Galaxy Digital closed the first quarter of 2026 with a net loss of $216 million, or $0.49 per share. Analysts had expected a larger deficit. The company recorded its second consecutive quarterly loss as a weaker crypto market continued to weigh on its balance sheet. CEO Mike Novogratz said Hyperliquid exposure helped cushion the outcome.
Second Consecutive Quarterly Loss
Galaxy Digital is one of the largest institutional players in the crypto space, offering digital asset trading, asset management, and investment banking services. In Q1 2025, the company posted a $295 million loss. This quarter, that figure narrowed to $216 million, beating the MarketBeat analyst consensus of $0.59 per share. The actual loss came in at $0.49 per share.
Shares trade around $25, up 12% since January. A month ago they hit an 11-month low of $16.43. After the earnings release, the stock moved little as investors largely shrugged off the results.
Crypto Market Fell 20%
Galaxy attributed losses to a roughly 20% drop in total crypto market capitalization over the quarter. Bitcoin hit a record high at the end of 2025 and pulled back sharply. The company held a large share of assets in digital instruments, and the portfolio repricing hit the income statement directly. The Digital Assets segment generated $49 million in adjusted gross profit, but that was not enough to offset losses elsewhere.
Total assets fell 12% from the prior quarter to $9.99 billion, down from $11.3 billion in Q4 2025. Digital assets and related investments declined in value by $316 million. The Treasury and corporate segment posted a $167 million adjusted EBITDA loss amid market volatility.

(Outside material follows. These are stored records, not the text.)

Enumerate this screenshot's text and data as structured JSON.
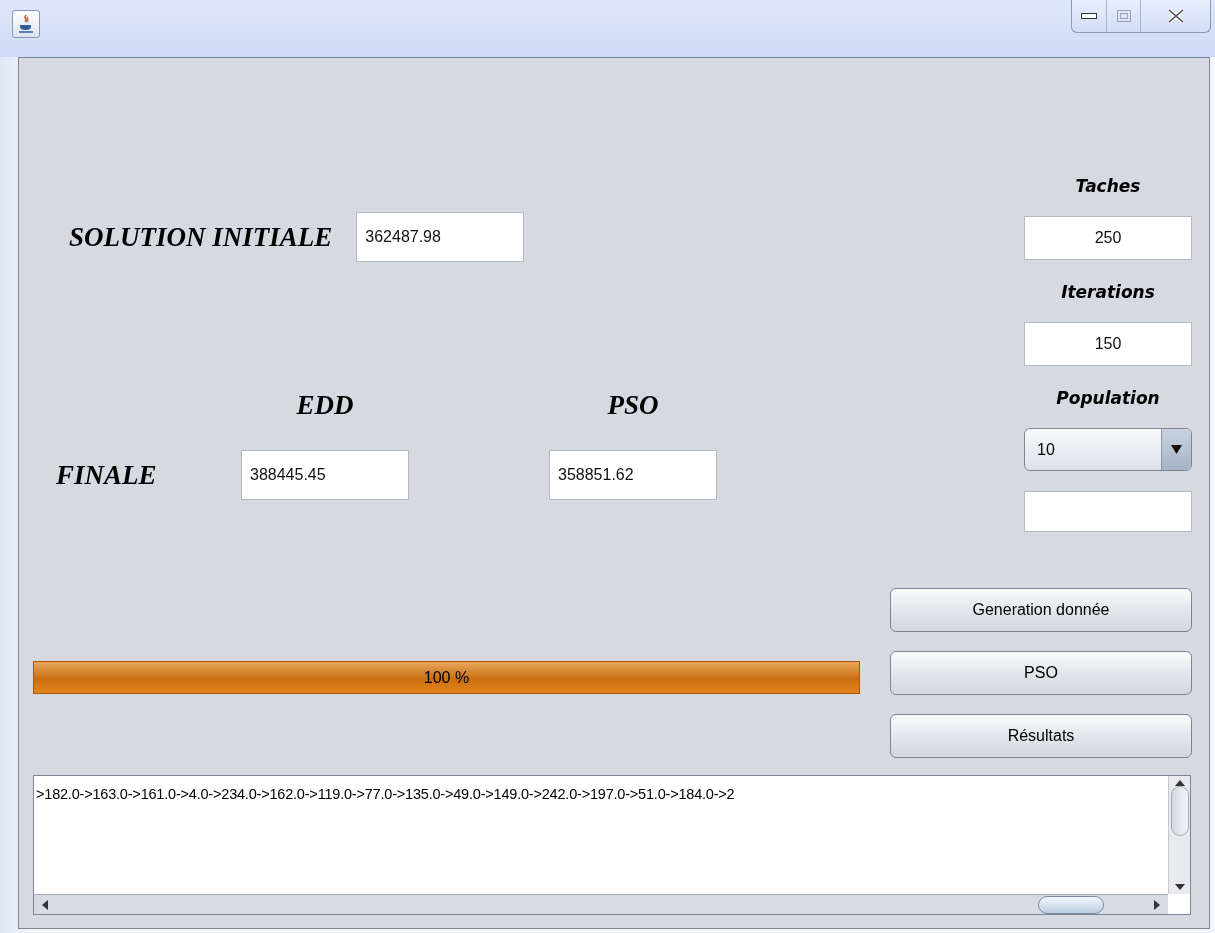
{
  "solution_initiale": {
    "label": "SOLUTION INITIALE",
    "value": "362487.98"
  },
  "finale": {
    "label": "FINALE",
    "columns": [
      {
        "header": "EDD",
        "value": "388445.45"
      },
      {
        "header": "PSO",
        "value": "358851.62"
      }
    ]
  },
  "params": [
    {
      "kind": "field",
      "label": "Taches",
      "value": "250"
    },
    {
      "kind": "field",
      "label": "Iterations",
      "value": "150"
    },
    {
      "kind": "combo",
      "label": "Population",
      "value": "10"
    }
  ],
  "progress": {
    "level": 1,
    "text": "100 %"
  },
  "buttons": [
    "Generation donnée",
    "PSO",
    "Résultats"
  ],
  "output": {
    "text": ">182.0->163.0->161.0->4.0->234.0->162.0->119.0->77.0->135.0->49.0->149.0->242.0->197.0->51.0->184.0->2"
  }
}
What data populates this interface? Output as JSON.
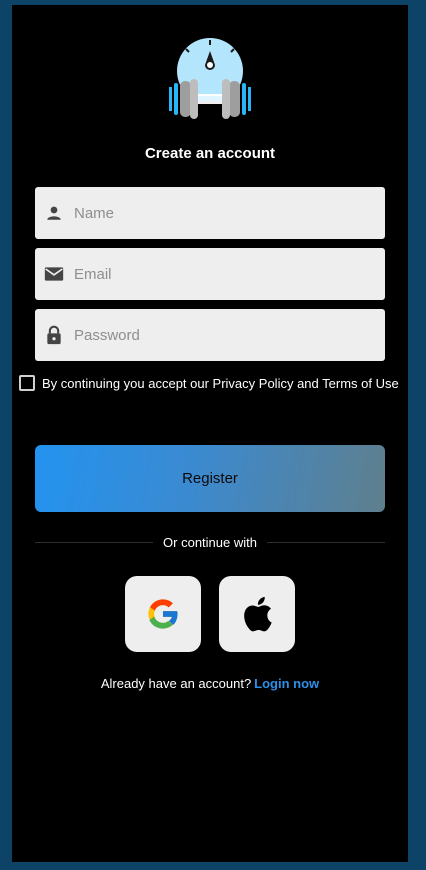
{
  "header": {
    "title": "Create an account"
  },
  "form": {
    "name": {
      "placeholder": "Name",
      "icon": "person-icon"
    },
    "email": {
      "placeholder": "Email",
      "icon": "mail-icon"
    },
    "password": {
      "placeholder": "Password",
      "icon": "lock-icon"
    },
    "terms_text": "By continuing you accept our Privacy Policy and Terms of Use",
    "terms_checked": false
  },
  "register_label": "Register",
  "divider_text": "Or continue with",
  "social": [
    {
      "name": "google-icon"
    },
    {
      "name": "apple-icon"
    }
  ],
  "footer": {
    "prompt": "Already have an account?",
    "link": "Login now"
  },
  "colors": {
    "background": "#0d4366",
    "screen": "#000000",
    "field": "#eeeeee",
    "accent_link": "#2e8fe6",
    "button_gradient_start": "#2393f0",
    "button_gradient_end": "#5f7f8d"
  }
}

- Q1 2026 gross revenue came in at $10.2 billion, flat relative to Q4 2025
- Q1 2025 gross revenue for comparison was $12.9 billion
- The 2025 annual net loss reached $241 million on $61.4 billion in gross revenue
- Equity capital as of March 31, 2026 stood at $2.8 billion, up 46% from a year earlier
Hyperliquid Cushioned the Blow
Novogratz acknowledged the company's balance sheet took a hit from falling crypto prices. He noted that positions in Hyperliquid partially offset those losses. Hyperliquid is a decentralized derivatives exchange running on its own blockchain, which has grown sharply over the past year. Galaxy did not disclose the exact size of the position or the dollar amount recovered.
The company also reported that adjusted gross profit held broadly stable. Recurring fee revenue and transaction income grew, providing more resilience when spot prices fell. Galaxy sees this as a sign that its business model is gradually becoming less dependent on Bitcoin moving in a single direction.
The Helios Campus and the CoreWeave Deal
Since December 2022, Galaxy has been building the Helios campus in Texas, a major facility for high performance computing and AI workloads. The company delivered the first data hall to CoreWeave and confirmed Phase I remains on budget and on schedule. The full Phase I covers 133 megawatts of critical IT load, all of which is set for delivery by the end of Q2 2026.
Galaxy expects the Helios campus to start generating revenue in Q2 2026. The equity capital breakdown already shows the transition. 33% sits in digital assets, 28% in data centers, 39% in treasury and corporate holdings. If crypto prices do not recover quickly, the data center segment is positioned to become the primary growth driver in the quarters ahead.